I took a vacation with my family, and that's when it really hit me: Something was really wrong. This wasn't something that was an ordinary thing I'm going to work my way through. I started having panic attacks that shook my whole world. As an athlete, and a woman, we have to be in control of what's going on around us. When it comes to something like that, you really can't control it. You can't control your body movements; you can't control yourself. It made me come to grips with what was wrong with me.
I knew I really needed help. That's when Laura Ramus, our trainer, put me in contact with a therapist, and she really helped me with a lot of different things. She was a non-biased ear, someone I could talk to who didn't know who I was. She just kind of knew what I did for a living. It allowed me to spill out everything that's going on, and she helped me put it into perspective. She didn't feel sorry for me.
I'm still grieving over my grandmother's death in 2016. It was always there, but I had an outlet that I could turn to that kept my mind off of it. When you're in the bubble, you don't have any outlets. That's what got to me. I battled with a lot of self-neglect. I always tried to please everyone and tried to do everything for everybody and you just cannot do that. I gave up on myself. And I absolutely hated that feeling. I will never go down that road again.

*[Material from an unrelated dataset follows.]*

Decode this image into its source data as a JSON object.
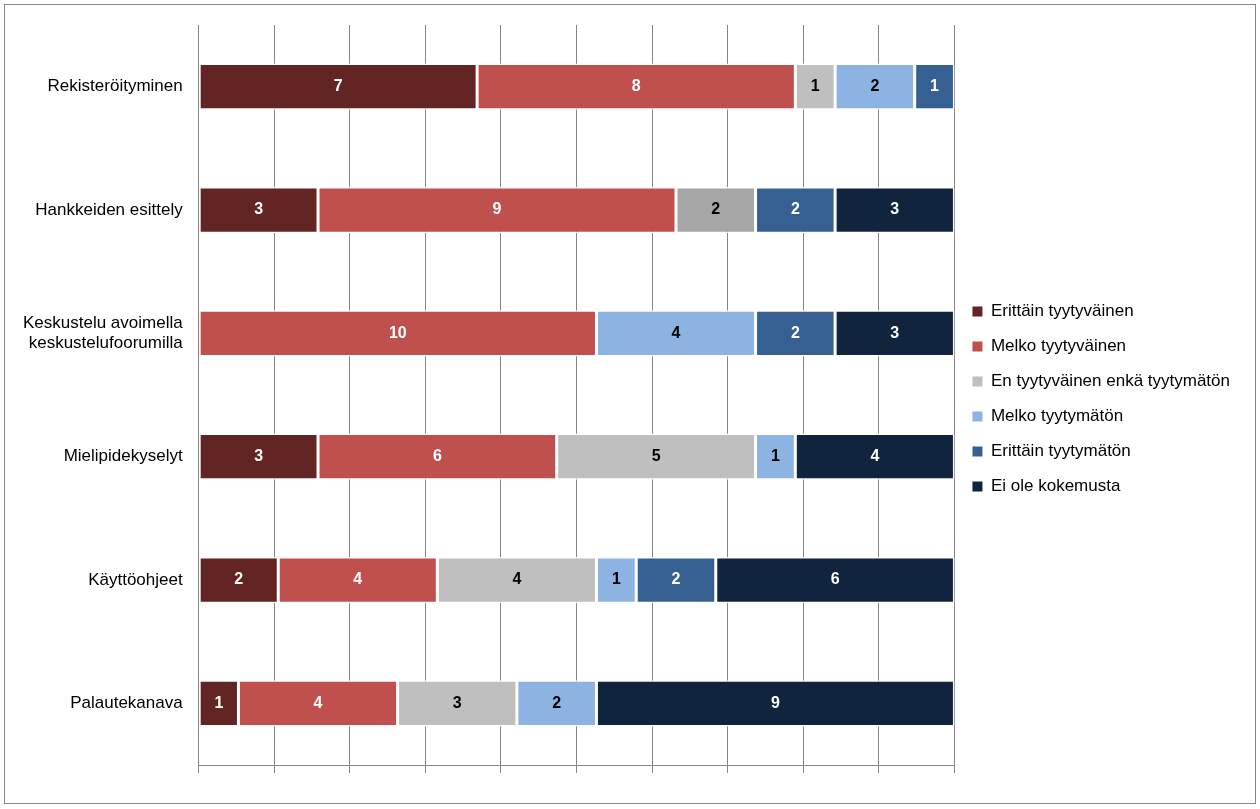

I think in the Black community, there's a huge stigma there as far as seeking help because it looks as if there's something wrong with you, or you're just having a bad day. But it's so much deeper than that. I know. I've seen it from my friends. They turn their heads, or they turn the other way because they're like, "Oh no, there's nothing wrong with me. I don't need to speak to anybody." But in actuality, it's not that there's something wrong with you, it's just seeking help from a different person listening to you and not always trying to give you the benefit of the doubt, being real with you, giving a better understanding of what's going on with your mind.
Right now I feel better than I've ever felt in my professional career. I'm so in love with who I am and where I am right now in my life. I'm just trying to flourish and be the best teammate and the best person I can without losing myself.